A United spokesperson said the airline will consider on a case-by-case basis employees who have health or religious reasons not to be vaccinated, and that those employees will have to wear masks at all times.
“We know some of you will disagree with this decision to require the vaccine for all United employees,” the airline said in email to staff. “But, we have no greater responsibility to you and your colleagues than to ensure your safety when you’re at work, and the facts are crystal clear: everyone is safer when everyone is vaccinated.”

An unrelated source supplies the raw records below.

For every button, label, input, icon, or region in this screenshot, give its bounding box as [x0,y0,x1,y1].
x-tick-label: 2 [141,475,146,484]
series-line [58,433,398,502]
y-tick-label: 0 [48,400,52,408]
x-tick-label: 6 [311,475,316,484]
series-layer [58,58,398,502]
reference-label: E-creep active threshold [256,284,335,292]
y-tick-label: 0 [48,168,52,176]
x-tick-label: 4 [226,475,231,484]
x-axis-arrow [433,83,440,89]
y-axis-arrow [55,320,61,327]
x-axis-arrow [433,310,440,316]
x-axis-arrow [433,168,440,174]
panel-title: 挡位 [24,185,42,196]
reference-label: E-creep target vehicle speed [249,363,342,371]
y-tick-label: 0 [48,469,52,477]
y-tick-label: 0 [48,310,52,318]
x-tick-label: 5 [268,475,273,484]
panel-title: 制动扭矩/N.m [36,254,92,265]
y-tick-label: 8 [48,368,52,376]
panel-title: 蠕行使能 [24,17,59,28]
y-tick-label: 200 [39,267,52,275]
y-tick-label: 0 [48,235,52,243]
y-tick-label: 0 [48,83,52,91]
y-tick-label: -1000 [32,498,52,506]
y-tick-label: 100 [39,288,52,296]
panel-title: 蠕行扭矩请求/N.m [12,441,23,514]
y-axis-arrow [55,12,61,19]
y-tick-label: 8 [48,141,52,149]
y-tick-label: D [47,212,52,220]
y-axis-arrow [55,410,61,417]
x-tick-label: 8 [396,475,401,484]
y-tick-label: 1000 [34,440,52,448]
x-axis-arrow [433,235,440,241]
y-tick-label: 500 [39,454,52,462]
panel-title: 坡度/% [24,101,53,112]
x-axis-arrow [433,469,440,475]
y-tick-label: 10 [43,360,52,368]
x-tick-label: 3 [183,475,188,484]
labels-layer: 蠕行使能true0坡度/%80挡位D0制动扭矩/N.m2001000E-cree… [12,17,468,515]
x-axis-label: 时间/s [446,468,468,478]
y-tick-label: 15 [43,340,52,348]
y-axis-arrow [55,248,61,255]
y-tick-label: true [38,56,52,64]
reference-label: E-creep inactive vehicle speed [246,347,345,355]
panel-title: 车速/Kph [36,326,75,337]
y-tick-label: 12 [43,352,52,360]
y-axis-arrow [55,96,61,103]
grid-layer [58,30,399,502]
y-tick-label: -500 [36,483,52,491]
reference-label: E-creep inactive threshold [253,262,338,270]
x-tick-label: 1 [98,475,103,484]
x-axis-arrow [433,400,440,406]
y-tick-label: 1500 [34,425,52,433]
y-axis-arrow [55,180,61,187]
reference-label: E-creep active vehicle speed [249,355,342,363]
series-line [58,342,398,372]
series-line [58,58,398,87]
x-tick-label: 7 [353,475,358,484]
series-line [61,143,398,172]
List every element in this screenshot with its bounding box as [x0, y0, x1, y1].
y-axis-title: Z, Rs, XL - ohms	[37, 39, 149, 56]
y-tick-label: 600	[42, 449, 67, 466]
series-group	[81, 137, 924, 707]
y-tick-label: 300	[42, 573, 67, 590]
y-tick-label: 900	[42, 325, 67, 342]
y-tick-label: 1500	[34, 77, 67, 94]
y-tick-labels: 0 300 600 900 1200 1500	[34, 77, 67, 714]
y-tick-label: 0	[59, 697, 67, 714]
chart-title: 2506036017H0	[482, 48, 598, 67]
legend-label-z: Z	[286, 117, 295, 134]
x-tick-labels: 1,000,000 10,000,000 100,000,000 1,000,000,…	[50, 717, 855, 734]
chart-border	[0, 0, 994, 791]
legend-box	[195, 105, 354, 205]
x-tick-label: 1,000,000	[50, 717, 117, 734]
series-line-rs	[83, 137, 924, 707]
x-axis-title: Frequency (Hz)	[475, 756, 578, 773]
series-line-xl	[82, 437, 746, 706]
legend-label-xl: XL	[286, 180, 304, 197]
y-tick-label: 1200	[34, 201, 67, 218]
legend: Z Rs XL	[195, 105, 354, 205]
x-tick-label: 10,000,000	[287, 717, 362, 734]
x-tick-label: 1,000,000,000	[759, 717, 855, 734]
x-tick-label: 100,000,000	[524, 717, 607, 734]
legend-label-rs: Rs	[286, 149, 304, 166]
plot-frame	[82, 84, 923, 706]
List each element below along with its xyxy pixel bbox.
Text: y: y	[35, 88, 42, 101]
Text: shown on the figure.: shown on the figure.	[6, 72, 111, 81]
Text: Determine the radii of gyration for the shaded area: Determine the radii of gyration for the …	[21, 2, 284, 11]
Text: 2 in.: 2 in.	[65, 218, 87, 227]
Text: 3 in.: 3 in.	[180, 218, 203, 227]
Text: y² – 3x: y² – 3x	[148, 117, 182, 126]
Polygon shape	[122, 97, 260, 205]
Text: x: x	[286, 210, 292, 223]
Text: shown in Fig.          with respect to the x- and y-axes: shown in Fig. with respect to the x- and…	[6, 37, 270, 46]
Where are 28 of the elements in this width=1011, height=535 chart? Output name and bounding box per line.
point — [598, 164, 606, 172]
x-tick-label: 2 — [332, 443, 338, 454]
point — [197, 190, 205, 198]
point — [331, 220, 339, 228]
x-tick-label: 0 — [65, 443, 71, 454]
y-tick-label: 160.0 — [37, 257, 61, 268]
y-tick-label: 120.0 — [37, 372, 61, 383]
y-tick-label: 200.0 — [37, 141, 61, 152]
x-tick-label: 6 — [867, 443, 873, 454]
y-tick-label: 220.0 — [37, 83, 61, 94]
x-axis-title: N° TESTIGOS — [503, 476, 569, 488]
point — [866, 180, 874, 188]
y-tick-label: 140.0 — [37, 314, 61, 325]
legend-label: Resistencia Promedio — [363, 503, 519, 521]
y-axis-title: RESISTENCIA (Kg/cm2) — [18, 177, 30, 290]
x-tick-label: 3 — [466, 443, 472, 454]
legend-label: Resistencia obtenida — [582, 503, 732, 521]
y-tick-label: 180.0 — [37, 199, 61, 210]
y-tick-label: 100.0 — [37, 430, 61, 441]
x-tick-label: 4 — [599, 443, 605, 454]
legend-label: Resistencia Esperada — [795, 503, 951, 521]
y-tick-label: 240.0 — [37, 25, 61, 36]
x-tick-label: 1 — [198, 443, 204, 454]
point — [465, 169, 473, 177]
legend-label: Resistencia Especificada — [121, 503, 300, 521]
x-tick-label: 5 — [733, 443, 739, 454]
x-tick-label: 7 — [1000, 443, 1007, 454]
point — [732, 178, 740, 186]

United is also offering an additional day of pay for most employees who provide proof of vaccination by mid-September. The pay does not apply to United pilots and flight attendants already have a union-negotiated incentive to be vaccinated.
“Over the last 16 months, [CEO Scott Kirby] has sent dozens of condolences letters to the family members of United employees who have died from Covid-19. We’re determined to do everything we can to try to keep another United family from receiving that letter,” said the notice to United employees. “Together we’ll do our our part to defeat this virus.”
United has required vaccines for new employees since mid-June. But those new employees are not yet part one of the unions that represent most of the employees at the airlines.
Some 85% of United’s 85,400 employees are represented by unions.
Walmart is requiring proof of vaccination only for corporate employees, not employees in its stores. And some of those employers, such as the tech companies and banks, have few unionized employees.